Raahosh stops, and as the hunters gather, he gestures at the kit. “I have a clear shot of it from here. We can wound it, then stampede the herd. It will be left behind.” He motions for the men to pair off. “Chase the adults. Make noise, but be cautious you do not risk your life.”
The men nod.
“Make sure they do not turn. The women are behind us, and we do not want the sa-kohtsk running in their direction.”
A trickle of fear traces down my spine at the thought. Har-loh is weak, and Rukhar small and helpless…and both are far too close nearby for my liking. But they must remain close so Rukhar can receive his khui. My gut churns uneasily at the thought. The dangers are many.
The hunters ready their weapons. There are spears, slings, and several men carry wickedly sharp bone knives like my own. One of the sa-kohtsk lumbers past, ignoring us as small and insignificant, and I think of my father and the hunt to get my khui. Did he feel the same heart-pounding terror as I do? Did his gut clench when he realized he was putting his older son and his mate in danger? Or was he too reckless to care?
I can’t imagine why he didn’t return to the tribe to get their help. He had to know the danger. Or did he just not care?
Raahosh pulls his bow free and carefully places an arrow. He aims it, and I watch as he launches an arrow. A moment later, the sa-kohtsk kit bellows in pain, and one of the adults bugles in distress. Feet move and the ground shakes. The hunt has begun.
The men split off, yelling and shaking their spears as they surge forward, chasing the confused animals. One lumbers into a trot, and the ground feels as if it is about to shake apart. Another follows it, and then the herd is moving forward, prodded by spears and screams from our hunters. We are small against them, but it is working.
At the center of the herd, the kit staggers. The mother noses it, trying to get it to move, and when it collapses to its knees, she bellows and then turns away from it, abandoning her child in favor of self-preservation. I see this from my vantage point next to Raahosh, and I’m suddenly frozen. My memories turn back to my father. This is what he chose. He sacrificed his own child – his firstborn son, Raahosh – when he was too injured. For a moment, I want the mother sa-kohtsk to turn around, to nudge her kit to its feet.
Instead, she gives a plaintive howl and lumbers away from it, abandoning it to us.
My heart feels as if it shatters in my breast.
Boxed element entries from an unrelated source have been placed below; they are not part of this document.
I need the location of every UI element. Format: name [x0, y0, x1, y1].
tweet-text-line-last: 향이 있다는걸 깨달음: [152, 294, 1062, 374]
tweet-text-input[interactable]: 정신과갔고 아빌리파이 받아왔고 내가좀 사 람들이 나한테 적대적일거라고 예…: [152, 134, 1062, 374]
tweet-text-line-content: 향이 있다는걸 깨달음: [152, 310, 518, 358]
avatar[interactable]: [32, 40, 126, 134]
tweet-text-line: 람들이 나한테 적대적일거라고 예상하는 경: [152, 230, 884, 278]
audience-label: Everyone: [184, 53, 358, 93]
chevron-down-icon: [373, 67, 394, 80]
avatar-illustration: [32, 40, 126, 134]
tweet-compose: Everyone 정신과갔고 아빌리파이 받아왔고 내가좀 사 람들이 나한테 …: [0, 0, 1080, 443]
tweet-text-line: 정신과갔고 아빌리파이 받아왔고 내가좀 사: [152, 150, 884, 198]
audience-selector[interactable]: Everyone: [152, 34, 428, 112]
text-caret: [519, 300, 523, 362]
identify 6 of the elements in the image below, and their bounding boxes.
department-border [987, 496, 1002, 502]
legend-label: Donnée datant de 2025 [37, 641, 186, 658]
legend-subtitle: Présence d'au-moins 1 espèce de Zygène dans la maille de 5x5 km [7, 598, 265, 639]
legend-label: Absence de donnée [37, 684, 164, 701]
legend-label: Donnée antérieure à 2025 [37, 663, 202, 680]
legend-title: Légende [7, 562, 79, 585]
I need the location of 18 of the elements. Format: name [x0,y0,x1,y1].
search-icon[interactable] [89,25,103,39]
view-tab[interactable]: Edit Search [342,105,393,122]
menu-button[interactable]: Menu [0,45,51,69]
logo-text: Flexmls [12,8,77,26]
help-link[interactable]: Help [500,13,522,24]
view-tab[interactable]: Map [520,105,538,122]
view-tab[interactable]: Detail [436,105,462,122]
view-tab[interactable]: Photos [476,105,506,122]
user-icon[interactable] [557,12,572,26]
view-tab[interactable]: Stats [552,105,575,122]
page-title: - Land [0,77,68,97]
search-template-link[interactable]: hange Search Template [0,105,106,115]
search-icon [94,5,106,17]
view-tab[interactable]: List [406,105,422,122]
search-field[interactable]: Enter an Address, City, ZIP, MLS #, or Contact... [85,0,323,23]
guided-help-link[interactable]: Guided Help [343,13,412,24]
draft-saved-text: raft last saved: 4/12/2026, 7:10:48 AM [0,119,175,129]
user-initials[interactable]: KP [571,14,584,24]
I think of Raahosh and his scarred face and come to a devastating realization.
My father was so broken that if I had been wounded like the sa-kohtsk kit before us, I suddenly have no doubt in my mind that my father would have left me behind like the mother beast does now. He would have abandoned me like he did Raahosh, to the ones he deemed as ‘bad’。 Or worse, left me in the snow one day and turned his back on me.
I think of doing that to my own son – my Rukhar – and want to vomit.
Never.
I would never leave him or Har-loh behind. Ever. My father was wrong. He did what he thought he had to do to survive, but I realize now that it was not survival. It was mindless instinct. The man I have imagined as my father for so long in my bits of memories? The man I have revered? It is not the man I should be looking to for answers. It should be the man at my side, my brother. My brother who has tirelessly hunted at my side and gave me company even when I did not want it. Who brings his pregnant wife and has her sit with mine so she will not be lonely. Who risks his own family to help me protect mine. Who opened his home to me without question, and has never expected thanks.